Contudo, em 2010, uma reportagem do Diário do Nordeste mostrou a cearense ajudando a eleger a primeira mulher presidente da República do Brasil, Dilma Rousseff (PT). A petista acabou sofrendo impeachment em 2016, a dois anos de concluir o mandado e três anos após o falecimento da ex-prefeita cearense.

“Quando a ex-prefeita resolveu atravessar as praças Nossa Senhora do Carmo e Comendador Garcia com destino a Escola Assis Bezerra, o fazia convicta de que iria votar na primeira mulher a assumir o cargo mais elevado da Nação, o de presidenta do Brasil. Confiante, estava cumprindo mais um ato histórico. Feito parecido, pioneiro na política nacional, ela havia conquistado há 52 anos quando se tornou a primeira prefeita do País, por meio das eleições diretas”, narrou reportagem do Diário do Nordeste.

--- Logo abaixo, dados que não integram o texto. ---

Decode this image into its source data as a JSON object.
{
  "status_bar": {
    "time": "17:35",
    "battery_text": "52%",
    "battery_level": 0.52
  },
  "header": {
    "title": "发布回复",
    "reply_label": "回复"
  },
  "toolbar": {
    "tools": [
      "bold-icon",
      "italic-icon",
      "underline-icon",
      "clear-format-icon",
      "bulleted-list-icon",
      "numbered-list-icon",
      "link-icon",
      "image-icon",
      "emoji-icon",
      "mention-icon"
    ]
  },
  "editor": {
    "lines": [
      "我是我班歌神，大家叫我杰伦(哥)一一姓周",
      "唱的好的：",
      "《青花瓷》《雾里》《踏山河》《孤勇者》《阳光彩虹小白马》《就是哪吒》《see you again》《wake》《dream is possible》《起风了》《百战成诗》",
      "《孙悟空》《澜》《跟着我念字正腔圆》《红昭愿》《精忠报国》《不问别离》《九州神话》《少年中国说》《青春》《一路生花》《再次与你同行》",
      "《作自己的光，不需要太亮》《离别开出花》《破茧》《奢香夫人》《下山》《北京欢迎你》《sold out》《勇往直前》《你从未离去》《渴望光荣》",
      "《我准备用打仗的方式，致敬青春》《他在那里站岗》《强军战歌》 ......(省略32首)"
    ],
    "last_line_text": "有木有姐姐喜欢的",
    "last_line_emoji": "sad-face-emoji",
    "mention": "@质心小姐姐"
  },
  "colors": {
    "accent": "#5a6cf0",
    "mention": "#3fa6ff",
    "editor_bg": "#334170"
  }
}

Ao longo da vida, Aldamira viu outras mulheres ocupando cargos de poder na política — ainda que em raras situações. Em Fortaleza, Maria Luiza Fontenele foi eleita a primeira prefeita de uma capital brasileira, comandando a cidade de 1986 a 1989. 

Os eleitores fortalezenses ainda elegeram e reelegeram como prefeita a atual deputada federal Luizianne Lins (PT). A petista foi a segunda mulher a comandar o Executivo da cidade, entre 2005 e 2012.

No Ceará, um novo marco ocorreu no ano passado, quando a primeira mulher assumiu o comando do Governo do Ceará. Izolda Cela tomou posse oficialmente após a renúncia do atual ministro da Educação Camilo Santana (PT) para disputar o Senado Federal A mandatária tentou disputar a reeleição, mas o seu então partido, o PDT, lançou Roberto Cláudio na disputa, que terminou com a derrota do pedetista.